Nouvelle édition, on prend les mêmes et on recommence ? Pas tout à fait... 

Si Museomix bouscule les équipes des musées, il cherche aussi à se réinventer d'année en année. Et nous avec.

Au Musée d'Art et d'Industrie de Saint-Etienne

La mondialisation en marche


En 2014, sept musées ont participé à l'événement en simultané. Le site officiel de Museomix liste tous les établissements concernés.

Comment ressentir cette impression de communauté en action
Avant l'événement, les échanges et discussions sont nombreux, ainsi que les rencontres (apéromix, réunions de préparation, etc.). 

Pendant l'événement, on cherche le "vibrer ensemble" au travers de la mixroom - un principe de centralisation de vidéos locales, diffusées ensuite sur les écrans de tous les musées.

Démonstration de métier à tisser en pleine captation




Variations sur un thème


J'ai participé cette année à la coordination mixroom globale - comprendre : le lien entre les équipes audiovisuelles de tous les musées, avec un campement établi au musée d'Art et d'Industrie de Saint-Etienne, au sein de la communauté rhône-alpine. 

Physique des images


Deux formats imposés, de 3' et 30", ont été suivis par tous les musées pendant les trois jours. On invente également des formats libres, en fonction des possibilités techniques et humaines de chacun. 

  • les thématiques du musée (ses collections, ses terrains de jeux),
  • la captation live de l'événement,
  • les vidéos-prototypes des équipes,
  • et.. quelques ovnis ! Des interviews, des rencontres, des défis !
Ascenseur vers le proto


Sur la chaîne de Museomix Arles (Museo[Sud]Mix), des plateaux viennent valoriser les compétences audiovisuelles récemment acquises du personnel du musée, avec : 
  • des discussions thématiques,
  • des battles de prototypes,
  • des tables rondes...

D'autres merveilles se cachent dans les recoins des différentes chaînes vidéo et sur les réseaux sociaux.

Chacun cherche son chat


Je suis venue à Museomix 2014 avec un Reflex dans mes bagages, dans l'idée de capter des moments particuliers : ceux qui pourraient alimenter un premier silo d'anecdotes pour PEOPLE MAKE MUSEUM (relire la présentation du projet).

Difficile.

Il y a un cadre à poser, une confiance à atteindre, une perspective à ouvrir que ne permet peut-être pas l'agitation événementielle et les inspirations à brûle-pourpoint.
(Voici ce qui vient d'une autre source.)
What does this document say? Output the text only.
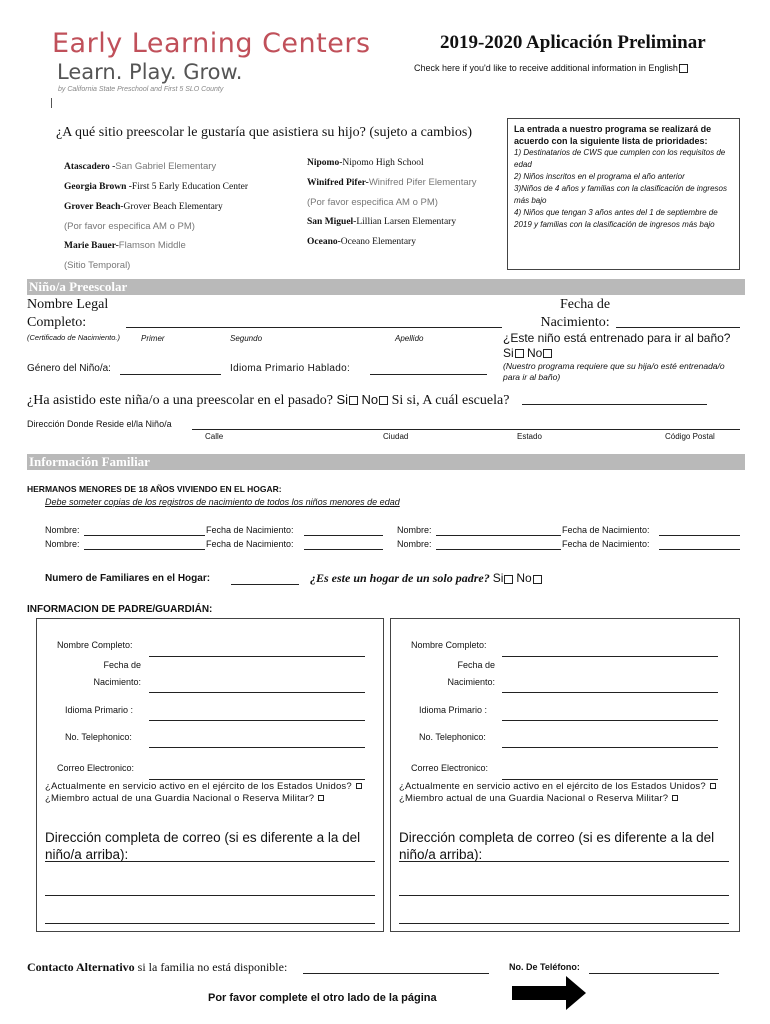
Early Learning Centers
Learn. Play. Grow.
by California State Preschool and First 5 SLO County
2019-2020 Aplicación Preliminar
Check here if you'd like to receive additional information in English
¿A qué sitio preescolar le gustaría que asistiera su hijo? (sujeto a cambios)
Atascadero -San Gabriel Elementary
Georgia Brown -First 5 Early Education Center
Grover Beach-Grover Beach Elementary
(Por favor especifica AM o PM)
Marie Bauer-Flamson Middle
(Sitio Temporal)
Nipomo-Nipomo High School
Winifred Pifer-Winifred Pifer Elementary
(Por favor especifica AM o PM)
San Miguel-Lillian Larsen Elementary
Oceano-Oceano Elementary
La entrada a nuestro programa se realizará de acuerdo con la siguiente lista de prioridades:
1) Destinatarios de CWS que cumplen con los requisitos de edad
2) Niños inscritos en el programa el año anterior
3)Niños de 4 años y familias con la clasificación de ingresos más bajo
4) Niños que tengan 3 años antes del 1 de septiembre de 2019 y familias con la clasificación de ingresos más bajo
Niño/a Preescolar
Nombre Legal
Completo:
(Certificado de Nacimiento.)	Primer	Segundo	Apellido
Fecha de
Nacimiento:
¿Este niño está entrenado para ir al baño?
Si No
(Nuestro programa requiere que su hija/o esté entrenada/o para ir al baño)
Género del Niño/a:	Idioma Primario Hablado:
¿Ha asistido este niña/o a una preescolar en el pasado? Si No Si si, A cuál escuela?
Dirección Donde Reside el/la Niño/a
Calle	Ciudad	Estado	Código Postal
Información Familiar
HERMANOS MENORES DE 18 AÑOS VIVIENDO EN EL HOGAR:
Debe someter copias de los registros de nacimiento de todos los niños menores de edad
Nombre:	Fecha de Nacimiento:	Nombre:	Fecha de Nacimiento:
Nombre:	Fecha de Nacimiento:	Nombre:	Fecha de Nacimiento:
Numero de Familiares en el Hogar:	¿Es este un hogar de un solo padre? Si No
INFORMACION DE PADRE/GUARDIÁN:
Nombre Completo:
Fecha de
Nacimiento:
Idioma Primario :
No. Telephonico:
Correo Electronico:
¿Actualmente en servicio activo en el ejército de los Estados Unidos?
¿Miembro actual de una Guardia Nacional o Reserva Militar?
Dirección completa de correo (si es diferente a la del niño/a arriba):
Nombre Completo:
Fecha de
Nacimiento:
Idioma Primario :
No. Telephonico:
Correo Electronico:
¿Actualmente en servicio activo en el ejército de los Estados Unidos?
¿Miembro actual de una Guardia Nacional o Reserva Militar?
Dirección completa de correo (si es diferente a la del niño/a arriba):
Contacto Alternativo si la familia no está disponible:	No. De Teléfono:
Por favor complete el otro lado de la página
A la place, et dans l'expectative de ces voyages intimes, j'ai fait des rencontres.

"Nous avons perdu une branche de la famille Bonnet"

"Tu es le sosie de quelqu'un que je connais"

"En mémoire de mon père"

"Mon atelier est à deux rues d'ici, je peux y dormir"

Se souvenir des belles choses


Ces rencontres, je les ai consignées - dans ma mémoire d'abord. Sur Storify ensuite, pour certaines d'entre elles. 

Pour garder la chronologie et les coups de cœur. 

Et enfin, pour raconter des histoires.
J'ai écrit, en trois jours, six histoires qui compilent des points de vue, des veilles, des médias et qui véhiculent entre les lignes mon regard sur Museomix. 
Les six entrées sont autant de thématiques communes à tous les musées : sur les espaces, sur les relations humaines, sur les rapports à la technologie. 

Attendre

Déambuler

S'immerger

Attendre de nouveau.

Attendons le prochain chapitre.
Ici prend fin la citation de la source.